As soon as your child comes into your room, take their hand and walk them back to their bedroom, kiss them and walk back to your bed, Moorjani said. And regardless of how tired you are, be prepared to do this as many times and necessary.

"We call it the '100 walks,'" Moorjani said. "You tuck your child in and walk out, and your child walks out too. You walk them back and tuck them in, and it can happen many times but if you maintain no reaction the child will realize, 'well mom's isn't here to play with me.'"

She said the best advice for parents to remain neutral and show no emotion when they walk the child back. That means even if you're exhausted you keep your cool and don't get angry, Mattke said.

“Have as little positive or negative interactions with them, because either they will feed off of it because they are looking for a response from you and they need consistent this is what we do,” Mattke said.

She notes that it’s best to talk through the new plan with your child during the day, so they know what to expect, and you can mentally prepare to implement the plan.

Parents can use sticker charts and set goals, with low expectations at first, so the child can succeed early on, Moorjani said.

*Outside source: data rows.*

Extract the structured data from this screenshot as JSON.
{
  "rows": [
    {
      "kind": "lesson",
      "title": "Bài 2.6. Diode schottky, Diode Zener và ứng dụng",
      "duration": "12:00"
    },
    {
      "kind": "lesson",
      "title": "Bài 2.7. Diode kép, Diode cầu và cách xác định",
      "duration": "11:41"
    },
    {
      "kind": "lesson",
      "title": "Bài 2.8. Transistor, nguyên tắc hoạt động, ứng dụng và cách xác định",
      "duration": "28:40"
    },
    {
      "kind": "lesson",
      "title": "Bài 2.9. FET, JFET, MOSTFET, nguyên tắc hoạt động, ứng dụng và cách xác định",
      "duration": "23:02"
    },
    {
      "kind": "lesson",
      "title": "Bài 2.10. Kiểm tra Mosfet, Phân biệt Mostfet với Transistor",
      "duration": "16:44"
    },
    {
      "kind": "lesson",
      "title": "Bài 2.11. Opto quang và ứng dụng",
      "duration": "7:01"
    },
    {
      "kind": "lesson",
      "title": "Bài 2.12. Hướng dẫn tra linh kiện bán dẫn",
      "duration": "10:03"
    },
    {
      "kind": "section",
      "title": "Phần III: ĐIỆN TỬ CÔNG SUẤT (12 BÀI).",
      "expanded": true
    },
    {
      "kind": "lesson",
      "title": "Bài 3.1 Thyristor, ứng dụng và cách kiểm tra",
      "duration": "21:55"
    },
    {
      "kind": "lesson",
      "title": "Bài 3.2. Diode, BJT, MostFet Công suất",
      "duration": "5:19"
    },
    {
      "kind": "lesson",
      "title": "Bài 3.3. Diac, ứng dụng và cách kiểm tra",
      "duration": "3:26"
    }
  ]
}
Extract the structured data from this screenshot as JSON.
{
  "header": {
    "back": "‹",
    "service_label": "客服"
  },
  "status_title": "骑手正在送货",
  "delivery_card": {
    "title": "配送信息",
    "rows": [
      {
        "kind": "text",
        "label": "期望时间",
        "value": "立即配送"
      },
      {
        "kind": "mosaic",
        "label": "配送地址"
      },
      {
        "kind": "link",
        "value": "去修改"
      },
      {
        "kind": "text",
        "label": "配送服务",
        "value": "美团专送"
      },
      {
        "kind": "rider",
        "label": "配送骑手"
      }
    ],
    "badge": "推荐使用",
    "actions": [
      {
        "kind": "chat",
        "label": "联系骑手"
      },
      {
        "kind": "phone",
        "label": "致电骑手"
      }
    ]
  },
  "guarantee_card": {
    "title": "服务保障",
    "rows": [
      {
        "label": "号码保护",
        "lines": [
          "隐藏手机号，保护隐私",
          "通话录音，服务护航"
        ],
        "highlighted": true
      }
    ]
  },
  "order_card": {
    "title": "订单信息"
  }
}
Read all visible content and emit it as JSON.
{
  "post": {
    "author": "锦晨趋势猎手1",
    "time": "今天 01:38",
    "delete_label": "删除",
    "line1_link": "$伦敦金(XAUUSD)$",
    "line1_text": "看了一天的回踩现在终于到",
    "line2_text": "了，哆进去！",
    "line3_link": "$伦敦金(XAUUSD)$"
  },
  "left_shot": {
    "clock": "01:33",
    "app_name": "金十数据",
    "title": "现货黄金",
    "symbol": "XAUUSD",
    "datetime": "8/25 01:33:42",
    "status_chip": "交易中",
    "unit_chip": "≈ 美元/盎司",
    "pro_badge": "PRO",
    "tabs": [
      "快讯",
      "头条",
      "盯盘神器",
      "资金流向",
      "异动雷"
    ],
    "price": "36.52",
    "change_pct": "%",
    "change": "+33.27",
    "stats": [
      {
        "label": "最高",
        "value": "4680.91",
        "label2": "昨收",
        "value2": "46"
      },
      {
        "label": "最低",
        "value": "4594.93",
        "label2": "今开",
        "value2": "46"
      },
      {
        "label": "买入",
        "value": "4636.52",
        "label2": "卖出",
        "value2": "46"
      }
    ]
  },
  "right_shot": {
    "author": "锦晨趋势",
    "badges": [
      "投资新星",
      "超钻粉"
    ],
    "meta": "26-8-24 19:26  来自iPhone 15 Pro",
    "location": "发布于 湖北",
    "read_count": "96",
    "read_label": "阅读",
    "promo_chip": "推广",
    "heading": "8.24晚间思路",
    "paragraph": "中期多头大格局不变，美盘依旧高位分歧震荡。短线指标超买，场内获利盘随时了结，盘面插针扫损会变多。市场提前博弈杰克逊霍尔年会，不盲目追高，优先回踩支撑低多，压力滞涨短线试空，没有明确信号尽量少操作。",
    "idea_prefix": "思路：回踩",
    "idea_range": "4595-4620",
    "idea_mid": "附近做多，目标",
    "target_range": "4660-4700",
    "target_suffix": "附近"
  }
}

"Kids can see [the sticker charts] and see the good things they are doing, so it's very concrete," Moorjani said. "If you sleep through one night in your bed-- you get a star. Whatever the family wants to work out for the reward system where the child gets that positive reinforcement."

It may take a few nights or even a few months, but soon the child will understand that going into their parent's room results in a swift walk back to their room and not a night in their parent's bed.

“Eventually the new rules will stick, and they will stay in their bed,” she said. “Give them the reassurance that if they need something, if they are sick they can call out – but if they are fine mom and dad will put them back, kiss them and walk out.”

The phase out method: 

For children who have been sleeping in their parents bed, the phase out method may help them feel safe in their bedrooms.

It works like this: For the first few nights, the parent will put the child in their bed and sleep on the floor next to the child. The parent will gradually decrease their presence in their child's room, going from sleeping on the floor, to sitting in a chair until they fall asleep, and ultimately standing by the door until the child is sleepy and then closing the door.

"This will build confidence in ability to fall asleep on their own, and tell the child 'I will check on you once you are sleeping,' and that can build confidence that mom and dad will check on me," she said.

Mattke said some parents start the process in their bedroom, and place the child on the floor next to the bed and slowly move them to their room.

During this process, the parents bedroom should be off limits, she said.

"It shouldn’t be parents bed for nap-time and their bedroom for bedtime, it should be this is your bed where you sleep," she said.

The bedtime pass system:

For older children who may be in preschool or grade school, the bedtime pass system may work, according to Moorjani.

Each night, the parents give their child one pass to leave their room. Whether that's for a drink of water, a hug or to tell their parents something before they go to sleep, they only get one chance to leave their bedroom each night, Moorjani said, adding that studies have shown it works.

"It seems so simple, but it's a concrete way for kids to understand the rules and limits," she said. "'OK its bedtime and I need to go to sleep,' but they have some control that they know 'I can come out one more time.'"

Regardless of what you are dealing with, being consistent will pay off. At some point, the child will learn that their room is where they have to sleep.